Now that I’m responsible for a little person and often working from home, there are not many opportunities for mid-day naps. When they do happen, I’m often woken within a few minutes by a kick, a sneak attack, or just a random shout. The little naps are not at all refreshing and generally make me feel even more tired after regaining consciousness.
One day an afternoon nap might actually feel good again, but not anytime soon.
No More Physical Point Cards
Almost a decade after the introduction of smartphones, the majority of Japanese companies have moved away from physical loyalty cards to digital ones in the form of “applications” that need to be installed on a personal device in order to be used. In exchange for the convenience of not having yet another credit card-sized piece of paper in our wallet, the stores have the luxury of collecting a great deal more information about their customers. The point system remains the same. The coupon values remain the same. The hassle of finding the card remains the same, too1. Not too sure that what a person gives up is worth the few yen they get back.

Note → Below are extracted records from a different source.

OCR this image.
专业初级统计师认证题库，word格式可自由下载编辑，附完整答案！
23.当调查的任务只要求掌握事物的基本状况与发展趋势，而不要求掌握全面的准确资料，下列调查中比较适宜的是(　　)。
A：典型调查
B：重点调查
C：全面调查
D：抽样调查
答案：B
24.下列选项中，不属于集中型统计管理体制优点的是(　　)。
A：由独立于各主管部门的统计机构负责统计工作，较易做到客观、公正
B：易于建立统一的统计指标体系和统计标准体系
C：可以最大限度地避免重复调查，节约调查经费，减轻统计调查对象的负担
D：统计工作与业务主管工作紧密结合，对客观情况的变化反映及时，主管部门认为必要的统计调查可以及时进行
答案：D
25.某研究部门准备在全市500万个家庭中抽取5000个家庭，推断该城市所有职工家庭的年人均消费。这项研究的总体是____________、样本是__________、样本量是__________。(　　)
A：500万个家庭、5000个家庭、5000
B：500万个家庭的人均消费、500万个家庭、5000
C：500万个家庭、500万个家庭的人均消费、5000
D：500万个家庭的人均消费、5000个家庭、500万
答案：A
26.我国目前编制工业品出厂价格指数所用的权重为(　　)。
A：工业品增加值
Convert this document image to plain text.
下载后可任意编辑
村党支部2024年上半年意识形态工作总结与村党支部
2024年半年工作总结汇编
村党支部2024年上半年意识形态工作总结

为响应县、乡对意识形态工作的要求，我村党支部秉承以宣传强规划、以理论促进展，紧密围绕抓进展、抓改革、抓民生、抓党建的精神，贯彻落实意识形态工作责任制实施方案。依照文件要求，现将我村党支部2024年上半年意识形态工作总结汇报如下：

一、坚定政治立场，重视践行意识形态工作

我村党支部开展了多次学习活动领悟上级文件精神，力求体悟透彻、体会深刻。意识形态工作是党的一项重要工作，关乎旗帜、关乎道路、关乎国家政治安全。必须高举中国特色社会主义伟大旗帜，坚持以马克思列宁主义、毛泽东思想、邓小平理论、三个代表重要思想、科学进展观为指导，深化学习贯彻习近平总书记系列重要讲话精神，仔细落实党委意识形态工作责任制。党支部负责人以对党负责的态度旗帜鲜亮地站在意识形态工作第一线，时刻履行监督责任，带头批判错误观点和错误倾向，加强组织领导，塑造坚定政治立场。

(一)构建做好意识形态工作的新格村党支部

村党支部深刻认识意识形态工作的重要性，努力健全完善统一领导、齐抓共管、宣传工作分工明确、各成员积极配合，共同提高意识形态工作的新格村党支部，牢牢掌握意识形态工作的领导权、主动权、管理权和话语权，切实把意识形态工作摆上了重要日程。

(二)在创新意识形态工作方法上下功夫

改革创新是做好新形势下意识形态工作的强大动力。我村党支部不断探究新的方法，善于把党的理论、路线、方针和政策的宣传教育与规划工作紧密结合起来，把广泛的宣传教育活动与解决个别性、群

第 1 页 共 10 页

Anxiety is nothing new for me. I’ve learned to recognize the precursors of certain responses, which has made it possible to mostly deal with the problem in a semi-responsible manner2. The intensity of the feeling generally rises and falls with the seasons. As springtime officially approaches, I expect it to fall substantially. Winter, while one of my preferred seasons, is generally hard on the nerves.
Since wiping the Apple notebook of macOS in favour of Ubuntu, there has been an increasing amount of friction when using my iPhone. Many of the features I used to enjoy simply do not exist for Ubuntu, such as AirDrop and Photos integrations. This extra layer of friction reminds me of the difficulties people used to face before modern software allowed for a seamless flow of data between devices. While I do have some applications and techniques to reduce the amount of friction I feel when moving data between the computer and the phone, there is still quite a barrier to overcome. I wonder if there’s a better way to improve the seamless flow between devices.
A Different Scale
Next weekend we’ll have some guests visiting the house for the first time, so today we picked up a new rug for the living room. The colour and size are quite nice and the price was more than reasonable. After getting it home and set on the floor I realized that the rug wouldn’t fit in the old apartment as it would be 20cm too wide. Our current living room can easily accommodate four of these rugs. The new house is small by Canadian standards, but quite the respectable size for this part of the country.
May we never need to move into a smaller living space ever again.